Another in the series on historic churches in the City of London …
By the time of the Great Fire of London in 1666, there were over a hundred parish churches and other places of Christian worship within and immediately without the walls of the City, despite a number having been closed down during the Reformation. To be precise, according to Parish Clerks’ records, there were 97 churches within the walls of the City, and 16 without, making a total of 113.
St Martin Ludgate (“14” on sixteenth-century “Agas” map/Map of Early Modern London) was originally built at least as long ago as the twelfth century (Geoffrey of Monmouth claimed that it was founded in the seventh, and St Martin died in the fourth). It was subsequently rebuilt and extended in the fifteenth, and repaired, after sustaining damage in a storm – in which “ye steple was torne … and diuers great stones casten down” – in the sixteenth, in 1561. In his “Survey of London” of 1598, Stow noted that “in the year 1437, John Michael, mayor, and the commonalty, granted to William Downe, parson of St Martin’s at Ludgate, a parcel of ground, … to … build their steeple upon”. He also recorded a number of monuments in the interior of the church, including those of “William Sevenoake, mayor, 1418” and “Stephen Peacock, mayor, 1533 [actually, 1532]”.

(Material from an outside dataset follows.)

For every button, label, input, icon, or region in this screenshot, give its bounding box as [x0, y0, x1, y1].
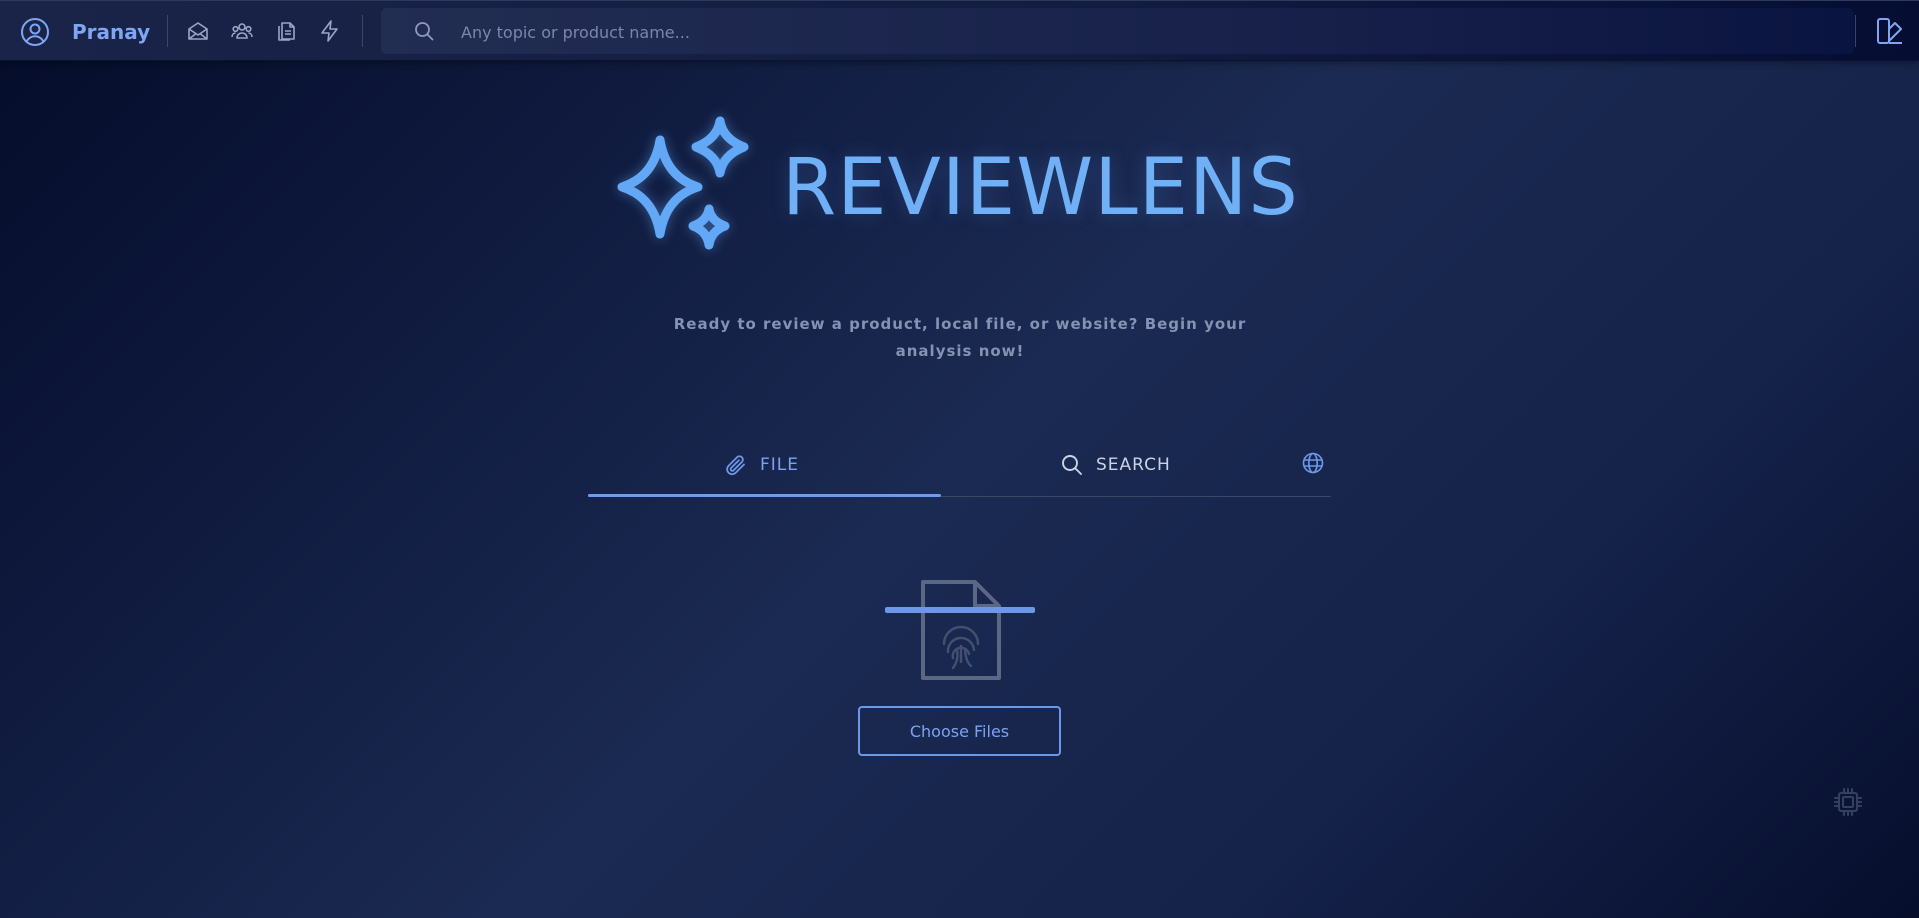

The church was burned down in the Great Fire of 1666, and rebuilt by Wren and Hooke between 1677-86. It was then restored in 1894, only to be damaged by bombing in the Second World War, and restored again in the post-war period, and yet again in 1990. The west wall is part of the Medieval City Wall. Some of the interior fittings were salvaged from St Mary Magdalen Old Fish Street, including a plaque of 1586, and a sword-rest. William Penn Senior married Margaret Jasper, the daughter of a Dutch merchant, here in 1643. Their son William Junior, baptised in All Hallows Barking in 1644, went on to found Pennsylvania in 1681.